ALLGEMEINES UND GESCHICHTE


  
Die Schnitzelbank ist aus dem spätmittelalterlichen Bänkelsängertum und aus den Schmähgedichten der Barockzeit hervorgewachsen. Im Verlauf des 19. und 20. Jahrhunderts haben diese ihre besondere Basler Ausprägung erhalten. Die Schnitzelbank beschränkt sich in ihrer traditionellen Form auf das Vortragen von Versen, begleitet von Gesang oder Musik. Dazu gehören auch bildliche Darstellungen (Helgen). Diese können Karikaturen zeigen oder begleitende kurze Handlungen beinhalten. Die Abgrenzung zum Fasnachtsspiel wird da fliessend. Die vorgetragenen Verse werden zum Teil auch in gedruckter Form abgegeben. Die Schnitzelbank überschreitet hier wiederum die Grenze zum Narrenblatt, besonders wenn auf der Rückseite noch zusätzliche Verse sowie humoristische Inserate angebracht sind.

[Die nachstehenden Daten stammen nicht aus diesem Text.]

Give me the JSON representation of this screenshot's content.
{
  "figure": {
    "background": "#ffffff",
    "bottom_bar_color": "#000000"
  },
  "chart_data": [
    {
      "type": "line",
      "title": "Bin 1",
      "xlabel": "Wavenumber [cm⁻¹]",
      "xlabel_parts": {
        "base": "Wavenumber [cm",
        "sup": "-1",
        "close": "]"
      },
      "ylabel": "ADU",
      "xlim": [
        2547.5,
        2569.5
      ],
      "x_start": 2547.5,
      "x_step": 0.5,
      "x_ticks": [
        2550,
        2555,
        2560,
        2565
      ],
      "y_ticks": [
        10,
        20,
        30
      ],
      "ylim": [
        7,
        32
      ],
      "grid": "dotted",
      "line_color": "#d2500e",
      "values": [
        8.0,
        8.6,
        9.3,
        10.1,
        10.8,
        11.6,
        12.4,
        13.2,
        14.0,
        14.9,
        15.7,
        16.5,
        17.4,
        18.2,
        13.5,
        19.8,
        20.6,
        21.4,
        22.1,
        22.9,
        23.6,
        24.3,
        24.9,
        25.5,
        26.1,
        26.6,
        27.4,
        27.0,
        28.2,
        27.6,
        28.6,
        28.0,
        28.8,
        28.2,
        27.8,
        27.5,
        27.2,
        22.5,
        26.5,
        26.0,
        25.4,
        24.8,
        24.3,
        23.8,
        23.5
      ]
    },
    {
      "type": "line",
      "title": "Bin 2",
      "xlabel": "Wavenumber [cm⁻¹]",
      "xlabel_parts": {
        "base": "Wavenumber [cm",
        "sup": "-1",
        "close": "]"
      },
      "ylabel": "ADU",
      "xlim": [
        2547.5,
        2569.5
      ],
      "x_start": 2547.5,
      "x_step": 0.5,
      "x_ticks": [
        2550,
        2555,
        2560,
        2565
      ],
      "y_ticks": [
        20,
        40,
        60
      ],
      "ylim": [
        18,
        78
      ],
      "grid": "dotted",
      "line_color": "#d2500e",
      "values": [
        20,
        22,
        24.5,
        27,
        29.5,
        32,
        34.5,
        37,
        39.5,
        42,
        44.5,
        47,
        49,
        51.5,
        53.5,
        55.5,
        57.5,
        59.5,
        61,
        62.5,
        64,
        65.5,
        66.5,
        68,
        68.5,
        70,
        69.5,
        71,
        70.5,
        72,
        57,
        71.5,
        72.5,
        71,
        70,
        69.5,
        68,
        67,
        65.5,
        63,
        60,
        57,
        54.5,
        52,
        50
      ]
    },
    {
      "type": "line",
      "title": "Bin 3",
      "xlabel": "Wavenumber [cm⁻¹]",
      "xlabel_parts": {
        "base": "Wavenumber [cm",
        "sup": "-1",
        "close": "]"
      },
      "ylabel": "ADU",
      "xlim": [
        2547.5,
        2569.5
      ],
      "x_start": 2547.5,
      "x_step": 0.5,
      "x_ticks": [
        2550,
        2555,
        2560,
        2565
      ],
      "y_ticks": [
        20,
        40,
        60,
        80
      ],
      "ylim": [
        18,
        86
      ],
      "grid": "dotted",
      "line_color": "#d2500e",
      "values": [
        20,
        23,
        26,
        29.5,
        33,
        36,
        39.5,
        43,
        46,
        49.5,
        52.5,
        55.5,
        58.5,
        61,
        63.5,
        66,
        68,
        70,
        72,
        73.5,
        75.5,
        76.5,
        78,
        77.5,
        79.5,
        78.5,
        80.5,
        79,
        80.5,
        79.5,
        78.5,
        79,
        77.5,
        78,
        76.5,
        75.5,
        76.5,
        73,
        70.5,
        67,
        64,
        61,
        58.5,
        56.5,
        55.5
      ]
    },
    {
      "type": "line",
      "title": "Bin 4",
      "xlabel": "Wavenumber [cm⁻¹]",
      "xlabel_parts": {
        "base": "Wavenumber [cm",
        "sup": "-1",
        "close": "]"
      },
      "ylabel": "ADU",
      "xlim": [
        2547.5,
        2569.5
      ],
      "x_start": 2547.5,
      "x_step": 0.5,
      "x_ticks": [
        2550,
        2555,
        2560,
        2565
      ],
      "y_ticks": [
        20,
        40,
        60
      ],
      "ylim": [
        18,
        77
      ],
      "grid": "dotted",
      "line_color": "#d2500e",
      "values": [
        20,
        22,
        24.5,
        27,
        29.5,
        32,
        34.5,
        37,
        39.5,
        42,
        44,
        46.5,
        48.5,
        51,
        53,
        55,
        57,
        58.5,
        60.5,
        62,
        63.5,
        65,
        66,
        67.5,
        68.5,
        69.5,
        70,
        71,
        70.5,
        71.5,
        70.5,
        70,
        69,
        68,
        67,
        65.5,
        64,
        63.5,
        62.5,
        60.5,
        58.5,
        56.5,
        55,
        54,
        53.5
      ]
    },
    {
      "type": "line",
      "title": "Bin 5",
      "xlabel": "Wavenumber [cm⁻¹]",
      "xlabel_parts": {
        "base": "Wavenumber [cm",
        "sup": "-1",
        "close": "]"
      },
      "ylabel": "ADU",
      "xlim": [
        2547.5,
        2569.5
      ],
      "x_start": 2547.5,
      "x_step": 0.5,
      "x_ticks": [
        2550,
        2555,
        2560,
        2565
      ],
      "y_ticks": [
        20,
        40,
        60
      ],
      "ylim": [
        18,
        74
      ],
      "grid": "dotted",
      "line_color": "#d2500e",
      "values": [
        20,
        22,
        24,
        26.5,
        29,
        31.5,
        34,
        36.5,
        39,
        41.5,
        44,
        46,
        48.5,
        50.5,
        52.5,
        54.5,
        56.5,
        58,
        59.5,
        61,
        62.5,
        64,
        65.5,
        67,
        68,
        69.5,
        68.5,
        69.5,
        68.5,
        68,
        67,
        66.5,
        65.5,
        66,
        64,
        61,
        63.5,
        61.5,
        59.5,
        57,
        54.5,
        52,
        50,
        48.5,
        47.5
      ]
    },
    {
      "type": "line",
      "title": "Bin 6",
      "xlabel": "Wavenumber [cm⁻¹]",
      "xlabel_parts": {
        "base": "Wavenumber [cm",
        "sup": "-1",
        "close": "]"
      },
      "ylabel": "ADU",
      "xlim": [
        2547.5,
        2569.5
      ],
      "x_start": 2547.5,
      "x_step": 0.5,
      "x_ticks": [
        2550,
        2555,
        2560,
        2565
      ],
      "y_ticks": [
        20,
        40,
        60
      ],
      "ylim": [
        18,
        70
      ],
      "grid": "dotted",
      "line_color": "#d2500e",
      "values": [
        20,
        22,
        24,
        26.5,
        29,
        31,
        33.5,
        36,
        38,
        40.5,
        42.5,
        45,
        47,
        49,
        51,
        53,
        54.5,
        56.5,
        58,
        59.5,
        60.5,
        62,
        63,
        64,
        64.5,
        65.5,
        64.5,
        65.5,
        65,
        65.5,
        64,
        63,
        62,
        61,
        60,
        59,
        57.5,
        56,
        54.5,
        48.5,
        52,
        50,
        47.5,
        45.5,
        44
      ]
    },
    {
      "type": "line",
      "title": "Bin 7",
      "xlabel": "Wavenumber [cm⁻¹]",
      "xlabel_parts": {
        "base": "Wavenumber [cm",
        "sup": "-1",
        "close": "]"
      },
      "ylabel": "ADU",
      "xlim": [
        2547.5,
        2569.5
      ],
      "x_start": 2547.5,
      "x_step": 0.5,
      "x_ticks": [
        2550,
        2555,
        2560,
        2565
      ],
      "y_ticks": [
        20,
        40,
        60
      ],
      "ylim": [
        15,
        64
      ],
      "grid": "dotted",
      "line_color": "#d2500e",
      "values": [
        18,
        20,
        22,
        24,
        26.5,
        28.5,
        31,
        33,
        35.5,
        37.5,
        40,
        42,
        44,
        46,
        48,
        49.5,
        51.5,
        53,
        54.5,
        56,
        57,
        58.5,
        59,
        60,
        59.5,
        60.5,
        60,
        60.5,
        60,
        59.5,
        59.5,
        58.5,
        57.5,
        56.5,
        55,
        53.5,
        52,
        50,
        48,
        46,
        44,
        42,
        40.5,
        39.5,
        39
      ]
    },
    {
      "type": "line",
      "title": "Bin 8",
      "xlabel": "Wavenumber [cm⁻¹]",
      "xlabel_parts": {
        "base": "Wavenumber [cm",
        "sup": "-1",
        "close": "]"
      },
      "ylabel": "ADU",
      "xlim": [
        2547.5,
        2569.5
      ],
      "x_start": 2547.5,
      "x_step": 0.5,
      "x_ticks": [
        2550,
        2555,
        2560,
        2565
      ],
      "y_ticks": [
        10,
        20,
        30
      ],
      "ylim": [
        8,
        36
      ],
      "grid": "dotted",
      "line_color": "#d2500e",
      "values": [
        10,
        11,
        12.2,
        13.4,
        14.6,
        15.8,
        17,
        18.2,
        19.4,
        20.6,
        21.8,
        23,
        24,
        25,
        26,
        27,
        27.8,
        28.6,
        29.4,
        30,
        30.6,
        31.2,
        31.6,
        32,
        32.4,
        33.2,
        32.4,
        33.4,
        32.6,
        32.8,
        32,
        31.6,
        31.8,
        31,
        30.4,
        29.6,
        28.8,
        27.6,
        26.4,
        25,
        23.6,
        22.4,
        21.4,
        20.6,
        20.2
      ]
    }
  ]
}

Die traditionelle Schnitzelbank besteht aus einzelnen gereimten Strophen oder Versen. Hohe Kunst ist es, wenn die Strophe mit einem Thema beginnt und in der Mitte mit einer ersten Pointe für Erheiterung sorgt, um hernach behandeltes Thema mit einem zweiten in Verbindung zu bringen und den Vers mit einer Pointe abzuschliessen, die das Publikum nun überhaupt nicht erwartet hat.

«Nächstenliebe» sorgt sporadisch für Schnitzelbank
Bereits ausgangs des 19. Jahrhunderts hatte die Basler Schnitzelbank Vorbildsfunktion und wurde in Uri vereinzelt zumindest in Altdorf gepflegt. Mit Schnitzelbänken trat ab 1906 – wenn auch mit Unterbrüchen, so aber doch mit einer gewissen Regelmässigkeit – die «Nächstenliebe» Altdorf in Erscheinung. Die 1920er-Jahre brachten eine Hochblüte nicht nur des Narrenblatts, sondern vor allem auch der Schnitzelbank. Verantwortlich hierfür war die «Nächstenliebe» Altdorf und vor allem der Kunstmaler Heinrich Danioth (1896–1953). 1920 malte er erstmals die Helgen für die «Nächstenliebe»-Schnitzelbank. Verseschmied war Forstadjunkt und späterer Ehrendoktor Max Oechslin (1893–1979). Offiziell hiess die Urheberschaft: «Bilder nicht von Hodler» sowie «Verse nicht von Busch». Sowohl Danioth als auch Oechslin waren keine Vereinsmitglieder und wurden zum Erstellen der Schnitzelbank beigezogen. Die Schnitzelbank wurde in der traditionellen Form mit Helgen, Reimen und begleitender Musik singend vorgetragen. Für die Sittenwärter und Moralisten war die Fasnacht 1920 zum Entsetzen, denn die Schnitzelbank der «Nächstenliebe» schonte nicht die Geistlichkeit. Das «Urner Wochenblatt» bezeichnete es denn auch als «Schmutzerei», wie «unser hochwürdigster Bischof» zur Narrenfigur herabgewürdigt wurde.
Auch im Jahre 1921 wurde vom gleichen Duo eine Schnitzelbank gestaltet. «Der Föhn» war in Altdorf das erste Erzeugnis, wo die Illustrationen nicht die gängigen allgemeinen Zeitungsklischees bildeten, sondern Danioths Holzschnitte selbst eine satirische Aussagekraft besassen. Das als Schnitzelbank bezeichnete Narrenblatt fand in der «Gotthard-Post» dann auch «lobende Erwähnung» und «niemand zum Leid, doch vielen zur Freud» gewirkt habe. Der Bilderschmuck fand allgemein Anerkennung, doch die Redaktion wusste dem Korrespondentenbericht noch anzufügen, dass allerdings auf literarisch-künstlerischem Gebiet die Meinungen auseinander gehen können: «De gustibus non est disputandum!»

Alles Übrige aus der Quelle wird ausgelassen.